Use a **ROCmFPX-enabled** build of llama.cpp (see ROCmFPX projects / strix builds).

### Quick server (recommended flags)

```bash
# Using the convenience wrapper (if installed)
HERMES_NEMOTRON_NANO_FP6_MODEL=/path/to/Nemotron-3-Nano-30B-A3B-Q6_0_ROCMFPX_AGENT-00001-of-00002.gguf \
  hermes-nemotron-nano-30b-rocmfp6-agent-server
```

Direct `llama-server`:

```bash
llama-server \
  -m /path/to/Nemotron-3-Nano-30B-A3B-Q6_0_ROCMFPX_AGENT-00001-of-00002.gguf \
  --alias nemotron-nano-30b-rocmfp6-agent \
  --host 0.0.0.0 --port 8101 \
  -dev ROCm0 \
  -ngl 999 \
  -fa on \
  --mmap \
  --jinja \
  -c 131072 \
  -b 512 -ub 512 \
  --reasoning off \
  --slots \
  --metrics
```

For best agent/tool performance use `--jinja` (the GGUF embeds a strong Nemotron tool calling template).

### Key notes

- `Q6_0_ROCMFPX_AGENT` spends a few extra bits on agent routing tensors compared to plain `Q6_0_ROCMFPX`.
- Excellent balance of quality vs size for agentic use on high-end AMD GPUs (Strix Halo, etc.).
- Supports very long context (tested high values).
- Tool calling format is the Nemotron `<tool_call>` style (also compatible with many frameworks via parsers).

## Chat Template

The GGUF includes the official Nemotron-3 tool-aware chat template. Use `--jinja` (or equivalent) with your loader.
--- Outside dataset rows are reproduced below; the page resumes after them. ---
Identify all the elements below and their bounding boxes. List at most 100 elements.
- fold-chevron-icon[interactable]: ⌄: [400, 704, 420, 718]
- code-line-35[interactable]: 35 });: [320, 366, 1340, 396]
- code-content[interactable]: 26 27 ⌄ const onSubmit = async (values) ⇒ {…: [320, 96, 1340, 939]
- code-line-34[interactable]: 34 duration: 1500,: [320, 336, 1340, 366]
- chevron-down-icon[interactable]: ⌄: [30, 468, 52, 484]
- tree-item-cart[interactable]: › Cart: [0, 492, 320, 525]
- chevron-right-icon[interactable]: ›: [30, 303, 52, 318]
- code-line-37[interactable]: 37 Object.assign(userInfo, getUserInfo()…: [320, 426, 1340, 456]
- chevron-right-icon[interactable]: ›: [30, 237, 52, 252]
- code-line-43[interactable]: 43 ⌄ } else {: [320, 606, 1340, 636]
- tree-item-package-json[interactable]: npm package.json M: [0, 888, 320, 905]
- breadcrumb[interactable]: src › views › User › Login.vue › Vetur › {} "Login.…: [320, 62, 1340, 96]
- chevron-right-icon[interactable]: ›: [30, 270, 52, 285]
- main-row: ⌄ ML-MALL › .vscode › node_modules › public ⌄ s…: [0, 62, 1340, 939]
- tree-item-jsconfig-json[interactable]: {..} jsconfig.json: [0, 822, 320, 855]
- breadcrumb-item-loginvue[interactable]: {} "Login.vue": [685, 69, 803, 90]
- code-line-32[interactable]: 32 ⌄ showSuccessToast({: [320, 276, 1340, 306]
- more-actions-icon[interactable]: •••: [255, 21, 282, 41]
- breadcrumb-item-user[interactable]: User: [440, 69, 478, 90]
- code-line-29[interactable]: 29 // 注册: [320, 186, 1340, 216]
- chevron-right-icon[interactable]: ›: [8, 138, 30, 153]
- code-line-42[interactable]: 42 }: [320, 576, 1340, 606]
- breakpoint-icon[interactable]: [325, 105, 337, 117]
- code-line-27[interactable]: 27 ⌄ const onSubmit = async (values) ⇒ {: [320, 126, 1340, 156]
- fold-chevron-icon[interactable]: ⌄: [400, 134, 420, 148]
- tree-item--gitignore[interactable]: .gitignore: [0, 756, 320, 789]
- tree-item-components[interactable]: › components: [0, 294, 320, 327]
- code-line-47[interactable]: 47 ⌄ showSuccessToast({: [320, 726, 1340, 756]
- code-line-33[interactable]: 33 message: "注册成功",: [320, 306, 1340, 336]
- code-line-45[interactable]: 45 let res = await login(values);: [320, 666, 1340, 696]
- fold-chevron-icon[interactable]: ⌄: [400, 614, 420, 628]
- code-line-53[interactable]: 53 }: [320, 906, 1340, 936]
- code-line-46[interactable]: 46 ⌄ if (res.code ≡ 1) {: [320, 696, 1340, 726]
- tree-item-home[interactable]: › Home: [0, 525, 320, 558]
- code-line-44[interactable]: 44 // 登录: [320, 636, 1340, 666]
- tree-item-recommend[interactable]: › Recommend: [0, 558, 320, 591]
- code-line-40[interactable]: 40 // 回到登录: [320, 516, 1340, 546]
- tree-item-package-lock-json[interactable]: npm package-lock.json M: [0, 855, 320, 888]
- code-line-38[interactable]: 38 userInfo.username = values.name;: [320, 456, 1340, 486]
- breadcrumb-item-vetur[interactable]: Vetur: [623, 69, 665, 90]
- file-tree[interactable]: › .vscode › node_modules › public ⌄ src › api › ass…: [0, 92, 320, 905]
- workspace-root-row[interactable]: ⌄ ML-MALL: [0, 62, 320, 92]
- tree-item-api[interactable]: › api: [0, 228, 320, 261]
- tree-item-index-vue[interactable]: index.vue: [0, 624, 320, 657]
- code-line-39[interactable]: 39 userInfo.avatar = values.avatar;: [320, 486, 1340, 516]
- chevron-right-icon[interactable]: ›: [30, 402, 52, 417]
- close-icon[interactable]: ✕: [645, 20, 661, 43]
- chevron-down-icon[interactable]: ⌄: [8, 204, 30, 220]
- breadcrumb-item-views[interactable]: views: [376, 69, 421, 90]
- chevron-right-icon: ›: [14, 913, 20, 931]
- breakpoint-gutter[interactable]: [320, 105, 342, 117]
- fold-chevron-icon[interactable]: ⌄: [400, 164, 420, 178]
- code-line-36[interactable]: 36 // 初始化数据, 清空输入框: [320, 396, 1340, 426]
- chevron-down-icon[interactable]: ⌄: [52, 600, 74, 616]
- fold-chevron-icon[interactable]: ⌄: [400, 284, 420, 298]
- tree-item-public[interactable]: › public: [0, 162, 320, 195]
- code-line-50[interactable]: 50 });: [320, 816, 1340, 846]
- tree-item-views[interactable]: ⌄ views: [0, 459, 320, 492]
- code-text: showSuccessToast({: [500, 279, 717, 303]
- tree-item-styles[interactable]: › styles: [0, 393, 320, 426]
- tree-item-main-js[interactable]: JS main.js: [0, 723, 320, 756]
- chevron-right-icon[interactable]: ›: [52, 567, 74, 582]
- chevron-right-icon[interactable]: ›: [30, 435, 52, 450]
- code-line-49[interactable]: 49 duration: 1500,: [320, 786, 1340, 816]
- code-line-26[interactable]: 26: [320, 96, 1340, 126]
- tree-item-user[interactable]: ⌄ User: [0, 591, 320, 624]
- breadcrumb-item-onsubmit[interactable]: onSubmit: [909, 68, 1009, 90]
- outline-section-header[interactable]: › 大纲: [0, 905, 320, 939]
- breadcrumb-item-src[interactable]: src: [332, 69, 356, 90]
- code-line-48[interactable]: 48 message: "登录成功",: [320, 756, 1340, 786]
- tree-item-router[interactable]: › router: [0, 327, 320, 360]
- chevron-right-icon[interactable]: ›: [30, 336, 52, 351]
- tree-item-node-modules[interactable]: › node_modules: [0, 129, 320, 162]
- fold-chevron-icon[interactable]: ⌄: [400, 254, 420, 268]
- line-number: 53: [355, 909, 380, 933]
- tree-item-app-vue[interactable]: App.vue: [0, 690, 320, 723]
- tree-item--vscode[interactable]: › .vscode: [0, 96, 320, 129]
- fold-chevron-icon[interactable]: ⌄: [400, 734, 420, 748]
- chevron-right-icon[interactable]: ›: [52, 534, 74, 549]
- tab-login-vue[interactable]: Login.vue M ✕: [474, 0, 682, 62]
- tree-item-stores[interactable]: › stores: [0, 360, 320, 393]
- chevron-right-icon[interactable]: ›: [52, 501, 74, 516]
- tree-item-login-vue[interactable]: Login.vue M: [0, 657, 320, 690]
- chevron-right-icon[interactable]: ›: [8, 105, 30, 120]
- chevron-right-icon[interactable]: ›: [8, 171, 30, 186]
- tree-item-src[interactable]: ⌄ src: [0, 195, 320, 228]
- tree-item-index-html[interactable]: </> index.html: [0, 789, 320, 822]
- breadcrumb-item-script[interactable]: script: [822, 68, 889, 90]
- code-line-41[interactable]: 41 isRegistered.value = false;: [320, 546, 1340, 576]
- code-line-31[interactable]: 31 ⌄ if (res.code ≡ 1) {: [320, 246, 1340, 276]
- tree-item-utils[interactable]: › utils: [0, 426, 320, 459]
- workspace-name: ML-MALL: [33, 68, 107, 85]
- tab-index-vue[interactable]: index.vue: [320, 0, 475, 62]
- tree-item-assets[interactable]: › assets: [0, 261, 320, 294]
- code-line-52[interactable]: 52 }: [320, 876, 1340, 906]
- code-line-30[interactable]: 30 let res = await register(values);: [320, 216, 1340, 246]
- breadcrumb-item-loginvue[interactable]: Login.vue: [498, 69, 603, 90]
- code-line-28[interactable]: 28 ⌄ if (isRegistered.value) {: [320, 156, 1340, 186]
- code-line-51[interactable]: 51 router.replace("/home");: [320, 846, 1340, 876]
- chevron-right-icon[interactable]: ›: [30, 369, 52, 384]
## Benchmarks (example from development)

Typical token/s on ROCm0 (full offload) for this quant:
- ~650+ t/s prompt eval (pp512)
- ~53 t/s generation (tg128)

Results vary by hardware + context.

## License

- Original weights: [NVIDIA Nemotron Open Model License](https://www.nvidia.com/en-us/agreements/enterprise-software/nvidia-nemotron-open-model-license/)
- This is a derived quantized artifact. You must comply with the base model's license terms.

---

**Model page**: https://huggingface.co/cafonez/Agent-Nemotron-ROCmFP6

For questions or issues with the quantization, refer to the ROCmFPX documentation in the corresponding development repositories.